Depending on what side of the political divide you belong to, the president is either doing his best to save America’s democracy or using everything at his disposal to win a second term.

It’s election season in many other parts of Africa as well, countries like Ethiopia, Guinea, Mali and Sudan have all been forced to postpone their polls, but in Ghana, mobile technology is being used to make local elections pandemic-proof.

Pioneers

The Ghanaian Electoral Commission has introduced a digital queue management system; voters are now able to book registration appointments from the comfort of their homes.

The goal is to reduce overcrowding at registration centres, thereby lessening the likelihood of voter registration becoming a super spreader event.

For Ghanaian voters, the options are registration via USSD or registration through PanaBIOS, the African Union-built application for biosurveillance and bio-screening.

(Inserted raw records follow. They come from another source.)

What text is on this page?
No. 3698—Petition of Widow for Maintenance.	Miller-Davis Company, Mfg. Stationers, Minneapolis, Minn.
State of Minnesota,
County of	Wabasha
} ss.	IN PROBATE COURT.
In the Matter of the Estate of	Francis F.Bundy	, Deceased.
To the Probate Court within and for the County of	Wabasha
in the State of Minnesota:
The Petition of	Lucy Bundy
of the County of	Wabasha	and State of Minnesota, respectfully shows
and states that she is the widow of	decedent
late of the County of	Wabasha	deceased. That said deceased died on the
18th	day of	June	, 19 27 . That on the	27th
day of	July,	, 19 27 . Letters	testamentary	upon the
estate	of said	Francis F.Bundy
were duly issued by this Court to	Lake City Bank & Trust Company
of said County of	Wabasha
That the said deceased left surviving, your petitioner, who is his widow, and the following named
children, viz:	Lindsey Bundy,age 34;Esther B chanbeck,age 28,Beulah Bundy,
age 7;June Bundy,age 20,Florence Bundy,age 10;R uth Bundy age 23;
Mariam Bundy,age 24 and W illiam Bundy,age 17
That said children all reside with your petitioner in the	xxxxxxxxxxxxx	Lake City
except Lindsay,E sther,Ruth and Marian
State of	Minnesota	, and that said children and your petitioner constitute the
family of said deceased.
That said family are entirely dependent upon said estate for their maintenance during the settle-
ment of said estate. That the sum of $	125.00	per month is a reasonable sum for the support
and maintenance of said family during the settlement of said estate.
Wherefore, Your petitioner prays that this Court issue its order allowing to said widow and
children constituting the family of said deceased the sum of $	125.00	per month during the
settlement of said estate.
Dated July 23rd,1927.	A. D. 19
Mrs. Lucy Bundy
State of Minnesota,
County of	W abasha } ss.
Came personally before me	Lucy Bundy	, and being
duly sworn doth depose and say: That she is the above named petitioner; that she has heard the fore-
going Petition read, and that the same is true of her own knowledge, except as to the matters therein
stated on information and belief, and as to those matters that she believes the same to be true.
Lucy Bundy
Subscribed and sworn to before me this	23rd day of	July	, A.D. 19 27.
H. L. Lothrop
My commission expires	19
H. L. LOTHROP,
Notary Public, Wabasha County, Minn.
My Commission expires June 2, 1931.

Ghana is the first country to adopt PanaBIOS, and there are indications that voter registration will not be its only use case.

Or Crash Dummies?

As with any innovation, however, expecting a fail-proof, first-time implementation will be expecting too much.

There are concerns around the security of the information system, around the technology performing suboptimally and, especially if the Commission extends the experiment to the voting process proper, around the issue of trust.

Circling back to Trump, he just doesn’t trust the process — that’s fair, but the problem is that he hasn’t put as much energy into identifying a solution as he has in identifying the problem — Ghana has.

For the sake of an election process that’s historically been one of the smoothest in Africa, let’s hope that Ghanaian voters have as much faith in the technology as their Commission seems to.